Proposta de Constituinte política é ingênua, impraticável e arriscada num contexto de concentração de poder no Executivo federal
Diante de tantos escândalos protagonizados por políticos e de tamanhas evidências do descompasso entre a sociedade e o sistema que a representa, compreende-se o desejo de uma Constituinte exclusiva ou de um Congresso revisor destinado a promover uma reforma política.
Mas a ideia é ingênua, impraticável e, na presente conjuntura eleitoral, perigosa.
Ela parte do pressuposto de que um corpo legislativo eleito apenas para formular a reforma política seria diferente de qualquer Congresso habitual.
Nada menos crível: os constituintes seriam eleitos pelos mesmos partidos e regras, e provavelmente seriam, na maioria, os mesmos parlamentares de hoje ou amanhã.

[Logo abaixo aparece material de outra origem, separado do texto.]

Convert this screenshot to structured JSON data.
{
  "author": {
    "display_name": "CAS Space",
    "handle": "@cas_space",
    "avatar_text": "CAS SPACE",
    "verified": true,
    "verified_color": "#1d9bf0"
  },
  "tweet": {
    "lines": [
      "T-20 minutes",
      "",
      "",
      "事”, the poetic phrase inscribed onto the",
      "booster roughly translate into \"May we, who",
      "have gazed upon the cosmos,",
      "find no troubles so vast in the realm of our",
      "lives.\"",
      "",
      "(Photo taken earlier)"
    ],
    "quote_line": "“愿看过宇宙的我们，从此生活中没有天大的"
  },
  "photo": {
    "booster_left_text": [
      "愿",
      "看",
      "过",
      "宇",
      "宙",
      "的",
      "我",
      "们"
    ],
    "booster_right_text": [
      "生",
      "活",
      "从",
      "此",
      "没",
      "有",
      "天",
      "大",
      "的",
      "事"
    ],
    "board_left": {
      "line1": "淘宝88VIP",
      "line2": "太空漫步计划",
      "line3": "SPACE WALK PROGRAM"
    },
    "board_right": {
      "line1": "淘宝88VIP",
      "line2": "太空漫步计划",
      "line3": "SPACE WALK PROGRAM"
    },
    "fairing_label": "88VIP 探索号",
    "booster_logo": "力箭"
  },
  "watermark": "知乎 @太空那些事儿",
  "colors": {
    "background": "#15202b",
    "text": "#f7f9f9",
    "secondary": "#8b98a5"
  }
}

Mais grave do que isso, a proposta é inconstitucional.
Para que deixasse de sê-lo, seria necessário que fosse autorizada, por plebiscito, a convocação de tal corpo legislativo, e que a reforma por ele produzida viesse a ser chancelada em novo referendo popular.
É de imaginar o tumulto que esse esdrúxulo processo acarretaria à vida institucional.
Seu início dependeria de autorização dos congressistas a serem eleitos em outubro próximo.
Estes dificilmente veriam com simpatia a instalação de um Congresso paralelo, que esvaziaria seu poder e ameaçaria seus privilégios.
Para que nele pudessem ingressar, teriam de enfrentar nova eleição, algo sempre custoso e arriscado.
Como se não bastasse, a proposta se revela perigosa no atual período político.
Tudo indica que o bloco instalado no poder federal alcançará vitória esmagadora nas eleições gerais que se aproximam.
A se confirmarem esses prognósticos, a Presidência da República exercerá virtual controle sobre o Congresso e aumentará ainda mais sua influência sobre as demais instituições.
Esquemas de incrustação partidária e sindical, que aparelham o Estado há oito anos, receberão novo estímulo.
Nessas circunstâncias, bastaria um passo temerário para que a ingenuidade da proposta de uma Constituinte exclusiva fosse convertida em perfídia, numa aventura em que o Executivo todo-poderoso se arrogasse a refazer o desenho constitucional do país para submetê-lo a seus desígnios.
Felizmente, esse não é um cenário provável.
O Brasil é uma sociedade complexa e diversificada, e suas instituições democráticas parecem consolidadas o bastante para rechaçar com toda veemência um novo ciclo de autoritarismo, mesmo que dissimulado sob o manto de maiorias eleitorais.
Quanto à reforma política, em vez de soluções súbitas ou mágicas, a melhor forma de realizá-la é estimular a contínua vigilância pública, exigir o fim da impunidade e pressionar por mudanças progressivas.
Trata-se menos de melhorar leis, do que de melhorar toda uma cultura.